On the ISS microbes in water are detected via cultivation, the use of iSSC skips that step allowing to use of molecular methods instead. The authors discussed concentration methods that were more relevant to the presented device. Lines 55-62
2. It is understood that the system presented by the authors is focused on the existing conditions on board a ferry; the contribution of this work to the knowledge and technologies for the detection of microorganisms in bodies of water must be expanded.
The iSSC system is designed to tackle issues related to microgravity. The CP150 and CP Select are good for concentrating other aquatic samples. This was stated in Line 64 to 66.
3. In the methodology, the order of the figures should be revised; Figure 3 appears after Figure 4, which makes it difficult to understand what is established in the method.
Thank you, the order was adjusted.
4. It is suggested that the authors present the physicochemical characteristics of the water used since these characteristics affect the growth or not of the microorganisms.

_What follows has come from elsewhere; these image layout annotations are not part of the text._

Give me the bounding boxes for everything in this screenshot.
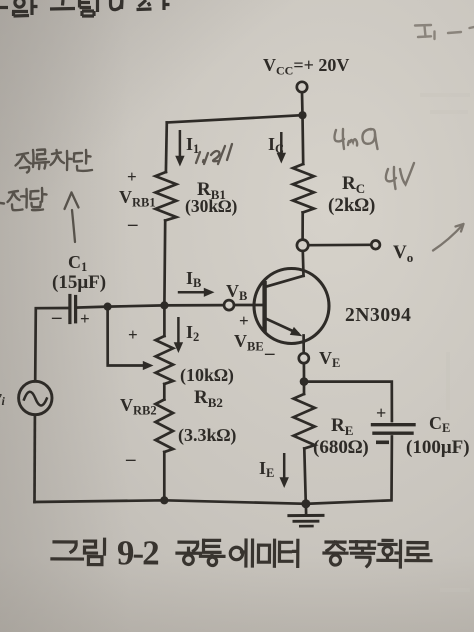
svg-text:(100μF): (100μF) <box>406 437 470 458</box>
handwriting dark: jikryu chadan (DC block) <box>16 150 93 173</box>
wire RC branch top <box>301 115 304 164</box>
transistor Q1 base bar <box>262 281 266 332</box>
resistor RB2 lower (3.3k) <box>156 400 174 453</box>
wire RE top <box>303 382 306 394</box>
caption tong <box>200 540 224 556</box>
transistor Q1 emitter diagonal <box>266 319 298 334</box>
svg-text:+: + <box>127 167 137 186</box>
handwriting dark: jeondal (transfer) <box>0 188 47 210</box>
junction VE node <box>300 377 309 386</box>
junction ground node <box>301 499 310 508</box>
svg-text:9-2: 9-2 <box>117 533 158 572</box>
printed labels <box>0 55 470 480</box>
svg-text:+: + <box>80 309 90 328</box>
wire CE bottom branch <box>306 437 392 504</box>
wire RB2 bottom <box>163 452 166 500</box>
wire VCC stub <box>301 92 304 111</box>
junction base node <box>160 301 168 309</box>
faint bleed-through smudges <box>420 95 474 590</box>
node collector Vo junction <box>297 240 308 251</box>
junction VCC node <box>298 111 306 119</box>
capacitor CE plate bottom <box>374 432 412 435</box>
svg-text:(15μF): (15μF) <box>52 272 106 293</box>
svg-text:–: – <box>51 307 62 328</box>
wire top rail <box>167 115 303 122</box>
label minus CE <box>376 441 389 445</box>
wire ground stub <box>305 504 308 514</box>
svg-text:2N3094: 2N3094 <box>345 305 411 326</box>
transistor Q1 collector diagonal <box>266 276 304 287</box>
wire Vo tap <box>308 243 371 246</box>
caption pok <box>350 542 374 567</box>
node Vo terminal <box>371 241 380 250</box>
svg-text:+: + <box>239 311 249 330</box>
wire collector lead <box>301 251 304 276</box>
capacitor C1 plate right <box>74 297 77 322</box>
arrow I2 <box>177 317 180 343</box>
handwriting scribble 1.1mA near I1 <box>196 144 232 164</box>
caption e <box>230 547 242 559</box>
caption geu <box>52 542 83 559</box>
caption hoe <box>378 540 401 567</box>
svg-text:(2kΩ): (2kΩ) <box>328 195 375 216</box>
arrow pot wiper head <box>143 361 154 370</box>
svg-text:(680Ω): (680Ω) <box>313 437 369 458</box>
svg-text:(10kΩ): (10kΩ) <box>180 365 234 386</box>
junction C1 node <box>104 303 112 311</box>
svg-text:+: + <box>376 403 386 423</box>
resistor RE (680) <box>294 394 315 449</box>
caption figure 9-2 <box>52 539 105 565</box>
transistor Q1 emitter arrowhead <box>290 327 303 336</box>
arrow IC <box>280 132 283 153</box>
capacitor CE plate top <box>373 423 415 426</box>
caption ro <box>406 543 431 561</box>
caption rim <box>84 539 104 565</box>
handwriting light: 4V <box>386 163 414 189</box>
wire RB2 middle <box>163 384 166 400</box>
ground <box>289 514 323 517</box>
wire VB to base <box>234 304 265 307</box>
handwriting light: 4mA <box>335 129 378 149</box>
resistor RB1 (30k) <box>155 172 176 221</box>
wire RC bottom to collector node <box>301 213 304 240</box>
current arrows <box>143 130 289 488</box>
wire RE bottom <box>304 449 306 504</box>
handwriting arrow up <box>65 193 79 243</box>
wire VE to RE junction <box>303 363 306 378</box>
source Vi sine <box>24 392 47 406</box>
node VCC terminal <box>297 82 307 92</box>
node VB terminal <box>224 300 234 310</box>
wire RB1 bottom <box>163 221 167 305</box>
caption mi <box>258 540 274 566</box>
svg-text:+: + <box>128 325 138 344</box>
wire bottom rail <box>35 500 306 504</box>
resistor RB2 upper (10k pot) <box>156 336 174 384</box>
arrow IB <box>178 291 205 294</box>
transistor Q1 emitter lead <box>302 336 305 354</box>
wire pot wiper <box>108 307 144 366</box>
svg-text:VCC=+ 20V: VCC=+ 20V <box>263 55 349 78</box>
svg-text:–: – <box>125 449 136 470</box>
source Vi <box>19 381 52 414</box>
wire RB2 branch top <box>163 305 166 336</box>
resistor RC (2k) <box>293 164 314 213</box>
junction RB2 bottom node <box>160 496 168 504</box>
svg-text:–: – <box>127 214 138 235</box>
svg-text:–: – <box>264 343 275 364</box>
caption jeung <box>324 542 347 553</box>
caption gong <box>177 542 201 553</box>
transistor Q1 2N3094 body <box>254 269 329 344</box>
caption teo <box>279 540 297 566</box>
top cut-off print line <box>0 0 170 16</box>
svg-text:(3.3kΩ): (3.3kΩ) <box>178 425 236 446</box>
circuit ink <box>19 82 414 526</box>
wire left rail lower <box>33 415 36 502</box>
arrow IE <box>283 453 286 478</box>
svg-text:(30kΩ): (30kΩ) <box>185 196 238 216</box>
handwriting light: I1 minus top right <box>415 25 474 39</box>
arrow I1 <box>179 130 182 156</box>
capacitor C1 plate left <box>68 296 71 323</box>
wire base row from C1 to VB <box>76 305 225 308</box>
wire left rail upper <box>35 308 68 381</box>
wire RB1 branch top <box>165 123 169 173</box>
wire CE top branch <box>304 382 392 421</box>
node VE terminal <box>299 353 309 363</box>
handwriting light: curved arrow <box>433 224 464 251</box>
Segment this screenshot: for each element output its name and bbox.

As stated in Line 154 to 157, we used phosphate buffered saline (pH 7.4) and hence there are no physicochemical properties that we could present.
5. In line 163, the authors indicate, "There were no statistically significant differences between the concentrations or strains" Reviewing the figures, this statement is not evident; for example, in the Figure of S. paucimobilis, it can be seen that there are differences between concentrations about the iSSC % recovery. The GraphPad Prism program allows for establishing if there are significant differences; it is suggested in the program to perform the ANOVA and place the existence of significant differences between each one of the concentrations in the bars. Another option is that the authors, if possible, set the tables resulting from the statistical analysis to determine the existence of significant differences that support the assertion.
Appreciate the suggestions. Unfortunately, getting the GraphPad license renewed is taking time. Since there is no significance, we added this information in the Figure 5 (See Lines 366 to 377). If the Editor need this to be fixed, then there will be a delay in submitting the review until mid Sep.
6. Make the adjustments in figures 5 and 6 in the previous comment.
Same explanations as given in query #5.
7. It is suggested to make graphs showing each phase's efficiency by the three microorganisms.
The first bar is for Phase III and subsequent bars (2nd to 4th) are for Phase II. The following sentences in Line 369 to 372 mention this.
During phase II samples containing 104CFU/L were concentrated using iSSC, CP-150, and Millipore devices. Each point is a biological replicate that represents the mean of colony counts from at least two replicate plates.